This video shows that Reddit refused to delete all comments and posts of its users when they close their account via a CCPA / GDPR request.
This is absolutely insane, and shows that companies OWN you.
Not surprising. That’s the stuff their after anyway. Im trying to cut myself from this type of thing, as much as possible for sure.
Not only do they refuse to delete your comments, they do it in such an underhanded way - quietly restoring everything after showing the user that the deletion was successful. For me personally, this is even worse than the whole killing 3rd party apps thing.
Ah, well, that’s what they are used to. All that obscurity in recommendations, weird way comment scores change over time (bots they don’t fight or their own messing), weird way those affect karma, inconsistent application of rules, and so on.
Social media mods like obscurity which is alone a sufficient reason not to use that crap.
Sign me up for the class action.

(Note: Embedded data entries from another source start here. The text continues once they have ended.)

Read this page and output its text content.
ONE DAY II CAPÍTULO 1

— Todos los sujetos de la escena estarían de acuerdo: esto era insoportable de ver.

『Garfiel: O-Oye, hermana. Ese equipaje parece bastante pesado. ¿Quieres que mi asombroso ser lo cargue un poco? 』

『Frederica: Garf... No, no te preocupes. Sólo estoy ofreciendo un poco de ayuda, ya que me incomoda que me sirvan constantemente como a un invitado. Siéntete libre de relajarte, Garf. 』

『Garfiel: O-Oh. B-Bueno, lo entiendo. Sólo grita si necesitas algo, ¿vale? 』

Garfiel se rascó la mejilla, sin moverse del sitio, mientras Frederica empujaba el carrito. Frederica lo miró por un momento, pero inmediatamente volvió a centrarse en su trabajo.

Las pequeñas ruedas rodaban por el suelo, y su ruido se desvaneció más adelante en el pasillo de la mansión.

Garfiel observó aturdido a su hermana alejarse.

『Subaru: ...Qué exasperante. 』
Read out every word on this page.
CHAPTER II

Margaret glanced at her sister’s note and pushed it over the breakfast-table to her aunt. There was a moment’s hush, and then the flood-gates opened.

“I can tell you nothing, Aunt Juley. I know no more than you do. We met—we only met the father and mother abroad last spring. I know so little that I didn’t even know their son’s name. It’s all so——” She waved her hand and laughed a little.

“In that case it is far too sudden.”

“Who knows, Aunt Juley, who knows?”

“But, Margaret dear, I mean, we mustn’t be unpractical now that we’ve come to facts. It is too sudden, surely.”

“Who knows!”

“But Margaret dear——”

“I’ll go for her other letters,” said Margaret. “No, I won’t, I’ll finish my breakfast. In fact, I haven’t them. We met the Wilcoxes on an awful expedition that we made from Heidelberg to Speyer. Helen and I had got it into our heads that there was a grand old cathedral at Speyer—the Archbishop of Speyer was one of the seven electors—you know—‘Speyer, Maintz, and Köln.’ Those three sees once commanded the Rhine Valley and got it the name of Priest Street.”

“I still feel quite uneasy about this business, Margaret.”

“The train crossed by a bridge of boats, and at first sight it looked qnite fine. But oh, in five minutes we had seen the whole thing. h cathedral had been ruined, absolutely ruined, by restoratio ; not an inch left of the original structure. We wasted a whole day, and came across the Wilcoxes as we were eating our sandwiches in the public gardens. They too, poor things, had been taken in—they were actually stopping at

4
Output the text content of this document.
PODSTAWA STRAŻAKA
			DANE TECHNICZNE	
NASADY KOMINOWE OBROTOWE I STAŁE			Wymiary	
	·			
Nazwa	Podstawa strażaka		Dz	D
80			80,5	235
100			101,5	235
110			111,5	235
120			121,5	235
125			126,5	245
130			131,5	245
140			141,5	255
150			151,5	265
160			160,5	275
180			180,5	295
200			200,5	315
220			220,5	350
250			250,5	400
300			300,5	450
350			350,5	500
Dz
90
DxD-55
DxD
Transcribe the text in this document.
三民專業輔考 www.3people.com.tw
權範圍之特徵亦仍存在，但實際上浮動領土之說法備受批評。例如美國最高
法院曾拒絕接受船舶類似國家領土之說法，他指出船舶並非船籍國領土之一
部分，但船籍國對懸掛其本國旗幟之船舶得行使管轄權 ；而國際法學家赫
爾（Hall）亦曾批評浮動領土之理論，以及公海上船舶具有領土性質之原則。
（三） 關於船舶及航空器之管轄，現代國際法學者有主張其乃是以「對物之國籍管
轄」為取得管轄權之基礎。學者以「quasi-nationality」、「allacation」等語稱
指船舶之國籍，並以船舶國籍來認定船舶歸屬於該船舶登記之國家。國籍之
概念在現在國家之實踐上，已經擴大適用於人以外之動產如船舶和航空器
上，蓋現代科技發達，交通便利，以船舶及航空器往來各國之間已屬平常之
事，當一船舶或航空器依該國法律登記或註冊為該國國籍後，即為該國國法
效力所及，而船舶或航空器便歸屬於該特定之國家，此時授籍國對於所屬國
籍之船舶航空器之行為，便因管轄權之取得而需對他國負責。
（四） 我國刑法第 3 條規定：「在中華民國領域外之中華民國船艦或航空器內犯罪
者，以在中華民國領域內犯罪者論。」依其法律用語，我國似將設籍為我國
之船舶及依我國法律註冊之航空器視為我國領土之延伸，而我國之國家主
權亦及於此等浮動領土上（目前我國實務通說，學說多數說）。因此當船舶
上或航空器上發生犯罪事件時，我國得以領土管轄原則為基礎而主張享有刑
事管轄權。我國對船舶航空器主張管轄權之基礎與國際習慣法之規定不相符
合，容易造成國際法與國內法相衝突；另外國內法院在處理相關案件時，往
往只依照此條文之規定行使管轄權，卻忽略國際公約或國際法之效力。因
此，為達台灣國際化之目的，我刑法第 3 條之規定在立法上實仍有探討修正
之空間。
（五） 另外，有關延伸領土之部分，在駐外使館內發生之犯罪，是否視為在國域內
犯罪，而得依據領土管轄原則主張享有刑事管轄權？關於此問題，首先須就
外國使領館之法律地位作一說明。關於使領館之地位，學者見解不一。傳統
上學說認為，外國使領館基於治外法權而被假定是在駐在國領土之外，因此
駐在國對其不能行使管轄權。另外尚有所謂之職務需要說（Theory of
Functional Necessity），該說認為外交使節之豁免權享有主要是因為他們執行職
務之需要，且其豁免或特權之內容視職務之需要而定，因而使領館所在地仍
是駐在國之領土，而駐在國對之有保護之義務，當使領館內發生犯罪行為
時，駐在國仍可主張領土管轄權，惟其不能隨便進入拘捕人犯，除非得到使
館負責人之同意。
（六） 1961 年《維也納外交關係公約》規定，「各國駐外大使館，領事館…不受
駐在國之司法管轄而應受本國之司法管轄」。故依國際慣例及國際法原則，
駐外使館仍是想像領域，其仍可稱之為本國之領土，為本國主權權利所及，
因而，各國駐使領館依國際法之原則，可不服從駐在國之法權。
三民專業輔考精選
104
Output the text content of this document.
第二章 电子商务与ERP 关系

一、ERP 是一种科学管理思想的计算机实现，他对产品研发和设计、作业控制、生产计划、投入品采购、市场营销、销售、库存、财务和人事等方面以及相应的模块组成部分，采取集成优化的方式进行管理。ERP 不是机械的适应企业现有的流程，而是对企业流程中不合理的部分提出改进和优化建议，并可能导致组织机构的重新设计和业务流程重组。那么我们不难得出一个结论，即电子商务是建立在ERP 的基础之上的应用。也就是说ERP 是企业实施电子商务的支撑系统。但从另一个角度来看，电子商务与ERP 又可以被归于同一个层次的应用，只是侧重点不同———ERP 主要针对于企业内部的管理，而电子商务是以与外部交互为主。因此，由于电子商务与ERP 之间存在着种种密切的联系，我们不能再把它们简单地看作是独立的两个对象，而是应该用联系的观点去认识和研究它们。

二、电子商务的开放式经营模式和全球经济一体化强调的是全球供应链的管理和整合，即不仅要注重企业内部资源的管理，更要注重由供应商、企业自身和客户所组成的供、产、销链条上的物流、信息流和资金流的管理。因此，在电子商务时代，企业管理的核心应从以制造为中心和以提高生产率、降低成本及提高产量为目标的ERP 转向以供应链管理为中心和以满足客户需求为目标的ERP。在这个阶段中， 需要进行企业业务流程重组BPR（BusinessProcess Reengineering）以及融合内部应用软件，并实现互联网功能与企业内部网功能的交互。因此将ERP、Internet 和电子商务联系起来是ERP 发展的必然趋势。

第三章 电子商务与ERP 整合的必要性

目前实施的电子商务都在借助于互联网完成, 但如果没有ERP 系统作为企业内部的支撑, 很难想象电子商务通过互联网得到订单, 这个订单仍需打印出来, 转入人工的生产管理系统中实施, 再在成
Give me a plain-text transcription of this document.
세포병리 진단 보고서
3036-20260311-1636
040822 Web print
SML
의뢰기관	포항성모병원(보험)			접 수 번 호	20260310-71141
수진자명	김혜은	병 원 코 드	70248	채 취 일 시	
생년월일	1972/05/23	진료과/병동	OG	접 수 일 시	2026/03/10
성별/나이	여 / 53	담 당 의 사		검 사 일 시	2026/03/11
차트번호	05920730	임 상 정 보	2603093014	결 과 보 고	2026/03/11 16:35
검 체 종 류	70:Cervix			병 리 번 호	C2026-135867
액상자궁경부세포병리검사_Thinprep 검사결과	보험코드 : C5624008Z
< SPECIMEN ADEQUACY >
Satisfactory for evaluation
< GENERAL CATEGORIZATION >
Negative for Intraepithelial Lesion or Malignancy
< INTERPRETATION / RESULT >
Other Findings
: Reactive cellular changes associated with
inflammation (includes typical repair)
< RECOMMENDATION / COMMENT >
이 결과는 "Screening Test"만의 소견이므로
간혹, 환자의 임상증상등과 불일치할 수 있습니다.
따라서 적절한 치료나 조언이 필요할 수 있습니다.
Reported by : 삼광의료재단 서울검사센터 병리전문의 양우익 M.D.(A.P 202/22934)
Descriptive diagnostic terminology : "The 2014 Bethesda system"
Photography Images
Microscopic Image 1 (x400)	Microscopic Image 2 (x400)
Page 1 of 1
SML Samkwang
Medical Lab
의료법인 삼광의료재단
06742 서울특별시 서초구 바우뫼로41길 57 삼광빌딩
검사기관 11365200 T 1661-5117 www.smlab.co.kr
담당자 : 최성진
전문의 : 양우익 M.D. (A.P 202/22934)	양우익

I was thinking of just spinning up a selenium script because I’ve tried using one of the bots to delete post history before, and it didn’t work, so I was assuming the API was resisting. Disappointing to see that even clicking through everything doesn’t work reliably.
That would be my suggestion as well. There’s a chance that all reddit users will be part of the class, but there’s also a chance that only users who attempted to delete data or request that data be deleted will be part of the class.
Attempt to edit and/or delete a few of your comments at the very least and prepare for the class action lawsuit. It’ll probably take a couple years, but there’s no way that some law firm isn’t already looking into it and gearing up to start the process. There’s a particular law firm that I follow that has gotten some really good settlements from social media companies such as this one against facebook. I would believe that if anyone decides to take on a data privacy issue against a large social media company, it would be them.
Un-deleting deleted comments is certainly sleazy, but I didn’t realize it was illegal.
Under the CCPA you own your data. That data should be deleted under request.
Same thing with the European GPDR
You can request your data too (like on discord)
It depends. If undeleted comments included your personal data, like IP address, home adress or your real name, it certainly is illegal
Is it just me or is there an unethical way to try and entrap reddit here by posting your real name, deleting the post, and seeing what happens?
I think the only solution currently is to use something like Redact to mass edit your posts and comments to remove the data that you have input into the site. Reddit lives or dies on the information that users post/comment on it.
How do you know they don’t keep post revisions too? It’s trivial to implement and probably not much more data.
That’s my point. I doubt altering comments would have any advantage over deleting them. You just hide what you wrote from other peasants but not from Reddit.
Word is that they don’t, deletes are soft-deletes but edits aren’t so reversible.
In this specific case it looks like it might just be that specific sub being private on the day he deleted, https://kbin.social/m/RedditMigration/t/99466/Reddit-violates-CCPA#entry-comment-406442
Watching the video i see him deleting from 11 months ago to 12 years ago. But don’t see the specific 3 year old posts on r/javascript. Which would be consistent with not being able to see them due to the sub being private.
When it was open source, they didn’t. But it’s closed source now. So who knows. Reddit says they don’t, but they have lied before, so who knows.
Note that redact doesn’t always get everything. https://kbin.social/m/RedditMigration/t/46805/Strange-phenomenon-while-deleting-my-comments
But agree with the idea. The best way is to use a tool to mass edit and then mass delete. For example https://kbin.social/m/RedditMigration/t/65260/PSA-Here-s-exactly-what-to-do-if-you-hit-the
They mentioned shreddit able to delete more using some kind of archive but it’s $15.
Is that the only service to offer that service or are there any free/cheaper options that do the same?
I personally believe that reddit is the type of company to save the orginal post and revert it just out of spite
This honestly is much worse than twitter, because atleast with twitter, I didnt see them doing this typa shit
I personally believe that reddit is the type of company to save the orginal post and revert it just out of spite
They have been reverting them. I’ve been observing it in action my my Reddit account as I delete things. Even old posts that I recall deleting years ago (like random things on r/Hearthstone after I stopped playing Blizzard games) have been making a return over the past month. I’ve been going in and doing batches of edits to my post history every few days, and editing it differently. From ten years ago to now, I’ve had posts re-appearing and the edits getting un-edited.
Wild.
I’ve been going in and doing batches of edits to my post history every few days, and editing it differently. From ten years ago to now, I’ve had posts re-appearing and the edits getting un-edited.
Are you absolutely certain? I just as well might not bother with the mass edit then.